4. Fintech infrastructure is consolidating around a few power players
The NYC fintech story this year leans heavily into infrastructure and AI-native back-office tooling. Stripe, Ramp, and Fin co-hosting the Founder Lunch Club tells you who’s setting the tone. Combined with NYC’s dedicated Fintech track, the signal is clear: embedded finance, agentic spend management, and the AI layer sitting on top of payment rails are where the energy is. Consumer fintech is mostly sitting this one out.

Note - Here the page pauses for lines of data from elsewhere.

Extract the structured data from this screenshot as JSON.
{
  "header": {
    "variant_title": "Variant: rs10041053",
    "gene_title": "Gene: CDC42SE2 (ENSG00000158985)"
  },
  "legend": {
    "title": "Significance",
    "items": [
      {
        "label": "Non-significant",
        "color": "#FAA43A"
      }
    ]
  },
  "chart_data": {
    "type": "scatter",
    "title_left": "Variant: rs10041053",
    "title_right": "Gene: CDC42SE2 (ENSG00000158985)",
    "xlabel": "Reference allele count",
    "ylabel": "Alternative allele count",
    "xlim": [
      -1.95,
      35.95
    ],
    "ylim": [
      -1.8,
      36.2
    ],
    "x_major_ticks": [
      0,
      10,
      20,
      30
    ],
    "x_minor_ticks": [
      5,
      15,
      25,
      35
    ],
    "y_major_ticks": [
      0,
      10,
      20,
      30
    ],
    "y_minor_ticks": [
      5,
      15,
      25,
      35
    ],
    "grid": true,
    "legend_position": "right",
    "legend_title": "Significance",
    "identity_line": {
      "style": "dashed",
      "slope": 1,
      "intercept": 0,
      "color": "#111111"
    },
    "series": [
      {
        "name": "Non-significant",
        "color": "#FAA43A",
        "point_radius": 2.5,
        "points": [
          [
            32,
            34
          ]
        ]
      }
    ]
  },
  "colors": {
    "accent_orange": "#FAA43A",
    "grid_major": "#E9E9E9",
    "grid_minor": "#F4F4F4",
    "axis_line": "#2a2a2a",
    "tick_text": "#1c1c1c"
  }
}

5. Regional specialization is sharpening
The track lists themselves are the clearest data point. Boston commits slots to Bio+Health and Deep Tech & Robotics. NYC commits slots to Fintech and GTM. The two cities are carving out distinct identities and leaning further into the strengths each one already has. Boston is doubling down on hard tech and life sciences, drawing energy from its university and lab ecosystem. NYC is going deeper into commercial, capital-markets, and go-to-market tech. The practical takeaway for founders: pick your week based on category fit before you book your flight on convenience.
The bottom line
Put it all together and the story is consolidation around what’s working. AI infrastructure is leading the conversation. Voice is moving past the demo phase. Security and fintech infrastructure are pulling serious attention. And the geographic divide between Boston and NYC is becoming easier to read by the year. If you’re attending either week, plan around the categories.